The workshop is designed for anyone looking to learn square foot, or French intensive gardening, which allows gardeners to grow the maximum amount of vegetables in the minimum amount of space and is perfect for backyard (or front yard!) gardens. Square foot gardening is the method being used this year at the City Hall site as a way to encourage residents to grow their own food.
“Using this method, it is also easy to incorporate beautiful flowers and landscaping elements such as trellising and decorative borders,” Pascual said adding that she will cover the basics in setting up a garden plot, planning out the space and where to get high-quality ingredients for soil as well as seeds and transplants.
At the end of the workshop there will be a short swap and share session where fellow gardeners can swap seeds and share resources – so please bring your extra or leftover seeds.
For more information, contact the Kingston Land Trust at Kingstonlandtrust@yahoo.com.
This just in! I am so happy to learn of the news, as that play area is really beautiful and completely underutilized.
Good news indeed.
– Rebecca Martin
FOR IMMEDIATE RELEASE
April 6, 2010
Citizen Help Sought for YMCA Park Clean up and Garden Projects
DEP volunteers launch initiative at YMCA playground that includes creating community and children’s gardens.

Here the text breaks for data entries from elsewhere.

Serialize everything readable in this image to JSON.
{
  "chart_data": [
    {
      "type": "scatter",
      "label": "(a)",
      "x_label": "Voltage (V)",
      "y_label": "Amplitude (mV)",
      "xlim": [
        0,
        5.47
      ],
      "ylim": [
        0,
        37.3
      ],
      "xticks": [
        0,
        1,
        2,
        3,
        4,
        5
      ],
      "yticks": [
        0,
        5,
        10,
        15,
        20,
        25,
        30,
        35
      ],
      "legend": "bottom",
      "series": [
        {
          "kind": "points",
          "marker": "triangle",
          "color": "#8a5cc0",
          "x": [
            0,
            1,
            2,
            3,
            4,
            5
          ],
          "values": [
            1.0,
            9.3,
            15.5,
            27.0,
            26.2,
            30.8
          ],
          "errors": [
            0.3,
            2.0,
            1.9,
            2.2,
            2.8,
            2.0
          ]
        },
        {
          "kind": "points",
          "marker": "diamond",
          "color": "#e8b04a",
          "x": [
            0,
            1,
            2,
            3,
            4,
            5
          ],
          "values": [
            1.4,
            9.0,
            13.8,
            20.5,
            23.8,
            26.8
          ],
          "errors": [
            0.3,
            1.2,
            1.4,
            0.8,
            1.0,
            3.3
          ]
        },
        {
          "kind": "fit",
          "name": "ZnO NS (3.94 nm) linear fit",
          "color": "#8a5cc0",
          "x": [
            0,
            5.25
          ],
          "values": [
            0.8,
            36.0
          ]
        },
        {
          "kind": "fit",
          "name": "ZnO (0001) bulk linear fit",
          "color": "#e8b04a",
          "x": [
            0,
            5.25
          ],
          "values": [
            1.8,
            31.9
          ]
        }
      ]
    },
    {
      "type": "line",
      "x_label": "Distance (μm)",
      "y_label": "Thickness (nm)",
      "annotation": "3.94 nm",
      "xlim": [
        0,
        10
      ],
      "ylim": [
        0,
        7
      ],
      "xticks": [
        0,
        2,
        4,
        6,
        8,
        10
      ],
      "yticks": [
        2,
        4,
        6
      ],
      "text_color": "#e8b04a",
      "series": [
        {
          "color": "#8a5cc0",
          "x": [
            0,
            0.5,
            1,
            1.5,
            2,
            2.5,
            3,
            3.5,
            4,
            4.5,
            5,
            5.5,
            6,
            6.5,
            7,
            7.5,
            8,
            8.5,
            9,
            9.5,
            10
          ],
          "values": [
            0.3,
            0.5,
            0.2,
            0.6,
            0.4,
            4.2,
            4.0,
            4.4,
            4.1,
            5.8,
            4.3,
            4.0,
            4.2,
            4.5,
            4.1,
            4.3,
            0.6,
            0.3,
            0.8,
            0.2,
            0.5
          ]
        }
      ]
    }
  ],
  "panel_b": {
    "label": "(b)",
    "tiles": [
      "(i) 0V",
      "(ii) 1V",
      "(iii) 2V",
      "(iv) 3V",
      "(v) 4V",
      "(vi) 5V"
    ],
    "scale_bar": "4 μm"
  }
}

Employees from the New York City Department of Environmental Protection office in Kingston have volunteered to clean up the YMCA playground as well as install a community garden and children’s garden at the site, which is behind the YMCA building on Broadway in Midtown. The coordinators are conducting the first cleanup this Saturday, April 10 from 9 a.m. to 1 p.m. and need community volunteers to help.
The work involves making repairs to the jungle gym as needed, cleaning up trash at Summer and Susan streets, and removing brush, dead limbs and trees as well as removing invasive plants. Additional cleanups are also planned in the coming weeks.
For more information about the clean up as well as to help out with the garden project, contact Ed Blouin at firstname.lastname@example.org or by calling him at (845) 616-2677.
For more information about other community garden projects in Kingston, contact Arthur Zaczkiewicz of the Kingston Land Trust at email@example.com.
The Meagher Elementary School is seeking a few volunteers to help turn soil in two garden beds next week while school is on recess. Anyone interested in helping should contact Jen Farmer at firstname.lastname@example.org. Volunteers need to bring shovels and gloves.
Farmer said the Kiwanis Club has offerd to build the raised bed boxes. “We can still use more help maintaining the garden over the summer as well as harvesting food for donation,” Farmer said in a recent update note to officials adding that Nell Donovan, Meagher librarian, has “volunteered to house and catalog garden related books for students and resources for teachers in the school library.”
Farmer said the garden site is “on a flat, grassy patch behind the school. There is plenty of room for a few beds and room to expand in the future. We have also discussed putting in a pumpkin patch on the hill, next to the flower garden.”
Julie Noble, environmental educator for the City of Kingston and co-chair of the Community and School Garden Committee, will be coming to Meagher in early April to meet with staff interested in working on the garden.